Saiful Islam grew up the youngest of seven children in a poor family in the Rangpur District of Bangladesh. He became a supervisor after completing his higher secondary education and he passed his bachelors exam, too. But after receiving his degree, he wasn’t able to find a job. With no other options, he began to work the small parcel of land he inherited from his father. But it quickly became obvious that this was not enough to support his family — so Saiful began looking for jobs abroad.
Saiful was desperate for work, but he was also careful. He discussed the pros and cons of taking an overseas job with the local agent of a recruiting agency as well as the director of a vocational training center. Finally, he found a position as an electrician in Singapore, a two-year contract with a monthly salary of USD $1,600. Saiful decided to emigrate, handing over BDT 565,000 (USD $7,000) to the recruiters for his airfares and fees. He obtained the money by selling most of the land he inherited from his father.
Saiful reached Singapore on August 21, 2017 and learned right away that the job was not as advertised. First, he would be working as a mason, not an electrician — and his salary was only half what he had been promised. This was only the beginning, though. Saiful didn’t have enough to eat, he was monitored closely and, worst of all, he wasn’t paid. When he asked for his salary, he was threatened. Finally, after almost a year abroad, Saiful arrived back in Bangladesh. He had his life — but nothing else. He had sold his land, lost his money and still had no way to earn a living.

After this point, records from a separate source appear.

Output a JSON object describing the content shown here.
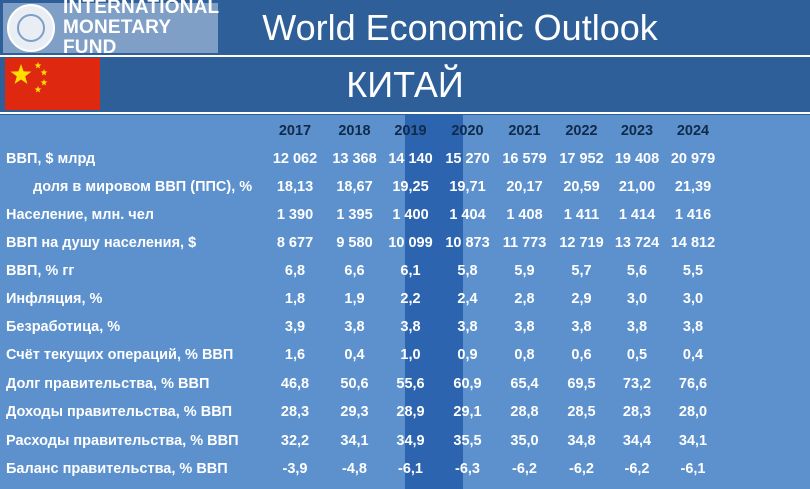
{
  "header": {
    "logo_line1": "INTERNATIONAL",
    "logo_line2": "MONETARY FUND",
    "title": "World Economic Outlook",
    "country": "КИТАЙ"
  },
  "colors": {
    "background": "#2e5f99",
    "table": "#5d91ce",
    "highlight_column": "#2c64b0",
    "flag_red": "#de2910",
    "flag_star": "#ffde00"
  },
  "chart_data": {
    "type": "table",
    "title": "World Economic Outlook",
    "subtitle": "КИТАЙ",
    "highlight_column": "2019",
    "columns": [
      "2017",
      "2018",
      "2019",
      "2020",
      "2021",
      "2022",
      "2023",
      "2024"
    ],
    "rows": [
      {
        "label": "ВВП, $ млрд",
        "indent": false,
        "values": [
          "12 062",
          "13 368",
          "14 140",
          "15 270",
          "16 579",
          "17 952",
          "19 408",
          "20 979"
        ]
      },
      {
        "label": "доля в мировом ВВП (ППС), %",
        "indent": true,
        "values": [
          "18,13",
          "18,67",
          "19,25",
          "19,71",
          "20,17",
          "20,59",
          "21,00",
          "21,39"
        ]
      },
      {
        "label": "Население, млн. чел",
        "indent": false,
        "values": [
          "1 390",
          "1 395",
          "1 400",
          "1 404",
          "1 408",
          "1 411",
          "1 414",
          "1 416"
        ]
      },
      {
        "label": "ВВП на душу населения, $",
        "indent": false,
        "values": [
          "8 677",
          "9 580",
          "10 099",
          "10 873",
          "11 773",
          "12 719",
          "13 724",
          "14 812"
        ]
      },
      {
        "label": "ВВП, % гг",
        "indent": false,
        "values": [
          "6,8",
          "6,6",
          "6,1",
          "5,8",
          "5,9",
          "5,7",
          "5,6",
          "5,5"
        ]
      },
      {
        "label": "Инфляция, %",
        "indent": false,
        "values": [
          "1,8",
          "1,9",
          "2,2",
          "2,4",
          "2,8",
          "2,9",
          "3,0",
          "3,0"
        ]
      },
      {
        "label": "Безработица, %",
        "indent": false,
        "values": [
          "3,9",
          "3,8",
          "3,8",
          "3,8",
          "3,8",
          "3,8",
          "3,8",
          "3,8"
        ]
      },
      {
        "label": "Счёт текущих операций, % ВВП",
        "indent": false,
        "values": [
          "1,6",
          "0,4",
          "1,0",
          "0,9",
          "0,8",
          "0,6",
          "0,5",
          "0,4"
        ]
      },
      {
        "label": "Долг правительства, % ВВП",
        "indent": false,
        "values": [
          "46,8",
          "50,6",
          "55,6",
          "60,9",
          "65,4",
          "69,5",
          "73,2",
          "76,6"
        ]
      },
      {
        "label": "Доходы правительства, % ВВП",
        "indent": false,
        "values": [
          "28,3",
          "29,3",
          "28,9",
          "29,1",
          "28,8",
          "28,5",
          "28,3",
          "28,0"
        ]
      },
      {
        "label": "Расходы правительства, % ВВП",
        "indent": false,
        "values": [
          "32,2",
          "34,1",
          "34,9",
          "35,5",
          "35,0",
          "34,8",
          "34,4",
          "34,1"
        ]
      },
      {
        "label": "Баланс правительства, % ВВП",
        "indent": false,
        "values": [
          "-3,9",
          "-4,8",
          "-6,1",
          "-6,3",
          "-6,2",
          "-6,2",
          "-6,2",
          "-6,1"
        ]
      }
    ]
  }
}
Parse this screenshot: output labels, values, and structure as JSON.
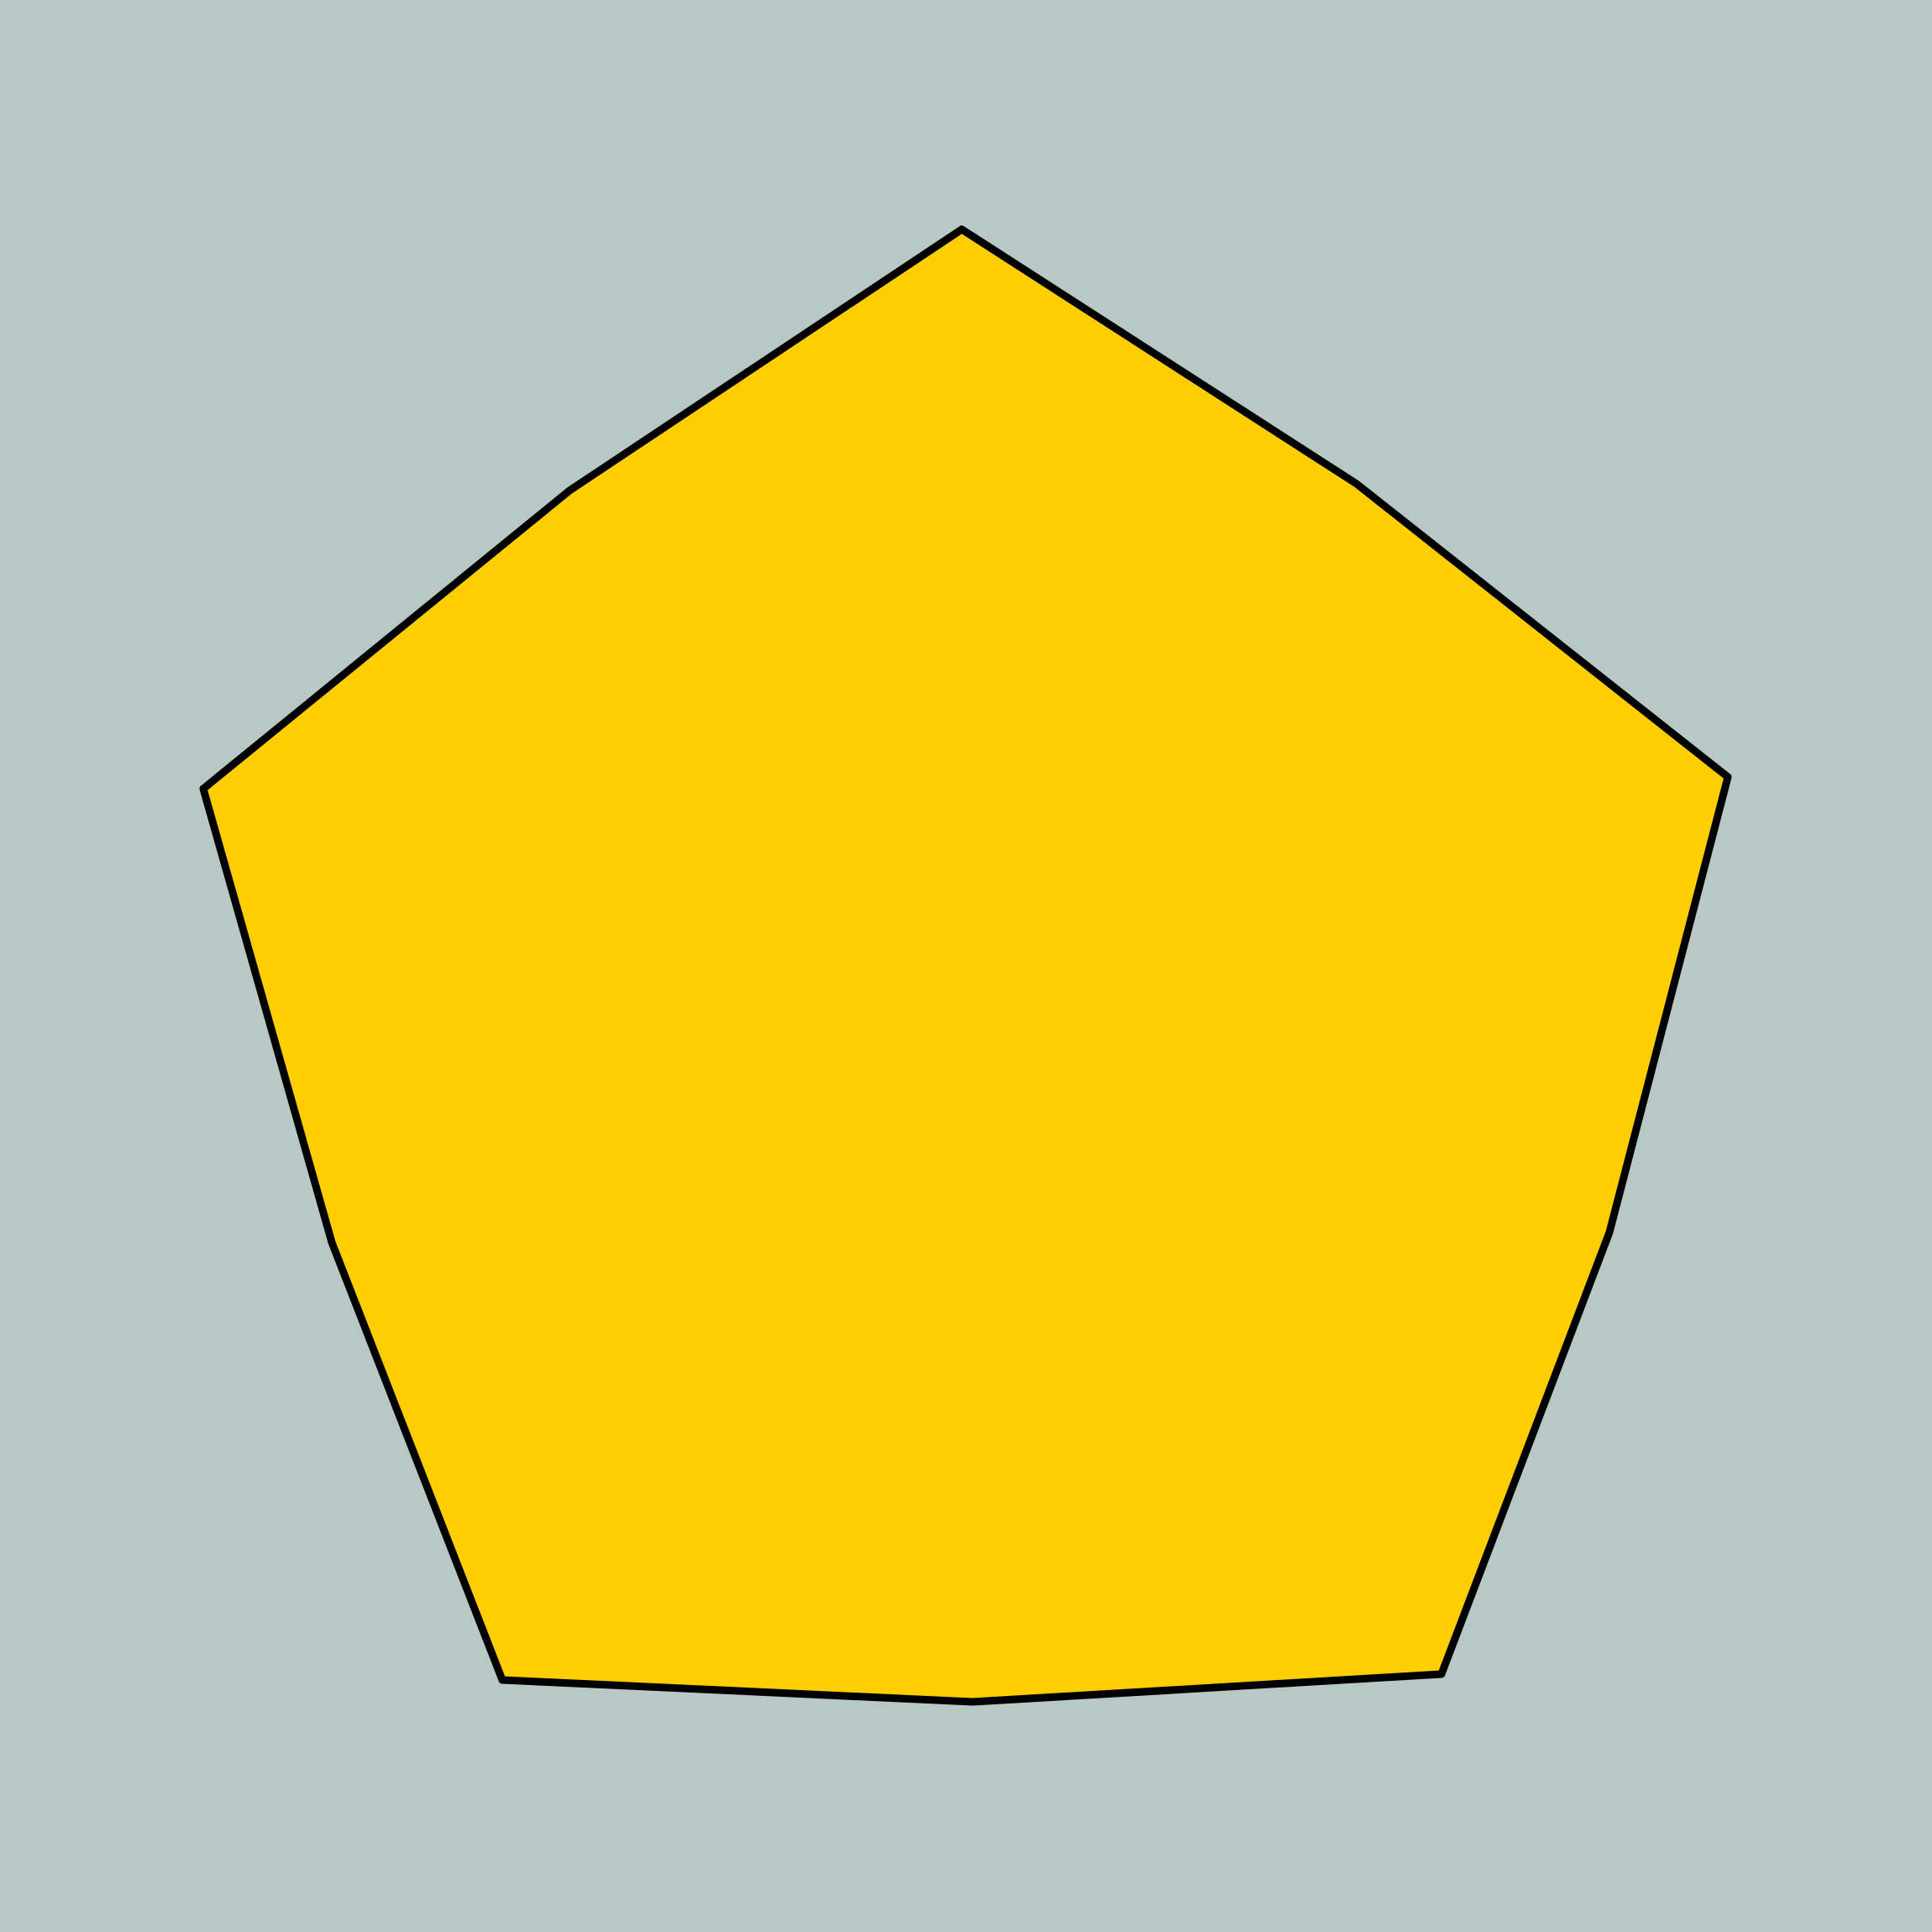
{
  "figure": {
    "description_shape": "polygon",
    "vertex_count": 10
  },
  "colors": {
    "background": "#b8c8c4",
    "shape_fill": "#ffce00",
    "shape_stroke": "#000000"
  }
}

Enter the Bangladesh Counter Trafficking-in-Persons (BC/TIP) project, which is funded by USAID and implemented by Winrock International. BC/TIP peer leader Beauty Khatun, along with community mobilizer Ashraful Islam and project officer Md. Abdur Rahma, visited Saiful’s house regularly after learning of his plight, encouraging him and telling him about the help they could offer. Soon, Saiful signed up for the project’s life skills development course.
“I wish I had known about this program earlier!” Saiful said. “I would not have endangered my life in this trap and lost everything.” After getting connected with BC/TIP, Saiful joined sessions on counseling, life skills and entrepreneur development. He also became a member of the survivor’s group ANIRBAN (which means “the flame that never dies”).
The changes were evident right away. With help from BC/TIP, Saiful started a small business, an electric shop, to improve his life and the lives of his children. And in November 2019, he and a few other ANIRBAN members established the Ekota Blood Bank in Rangpur, which collects donated blood and sends it to hospitals. It has become a valuable addition to the health of people in his district.
But it is as an advocate for the most vulnerable where Saiful shines most brightly. In addition to participating in routine activities of BC/TIP and ANIRBAN, he visits victims and vulnerable individuals on his own. He speaks up at community meetings and school orientations, informing the audience about human trafficking prevention, the 10 steps of safe migration and the hazards of early marriage.
Whenever Saiful learns about a case of smuggling or illegal trafficking, he visits the victim and tries to connect him or her with the BC/TIP program. He speaks to children and their families about the risks of early marriage, how it interrupts education and is illegal in Bangladesh. In most cases, parents are convinced, and the children do not marry. If a family is faced with a huge crisis, Saiful helps connect them with the BC/TIP program. Often, he visits victims’ homes and discusses their problems with them, commiserating as only someone who has been trafficked can.
In late December 2019, with the support of the BC/TIP program, Saiful was admitted to the Rangpur Engineering and Technical Training Centre, which is run by Muslim Aid, which has a memorandum of understanding with one of BC/TIP’s partners, to complete a six-month course on mobile servicing and repair. After completing this training, he further improved his business. which allowed him to feel more secure and to further intensify his work for the most vulnerable sector of the population, those who were smuggled or victims of early marriage.
During the COVID-19 outbreak, Saiful has joined with the BC/TIP program and local administration to make and distribute 200 masks and to identify 100 families that need relief. He is raising awareness among residents in his area that they should stay home and maintain social distance even as he continues to reach out to victims and their families by phone.
Most impressive of all, Saiful has used his own money to create a fund of BDT 15,000 (almost $200) to support 13 families in his locality who are especially vulnerable. He remembers how difficult it was when he returned home — and it’s even more difficult during a global pandemic. He wants to spare others this pain and help the most vulnerable. “As long as I am alive,” he says, “I will try my best to help them.”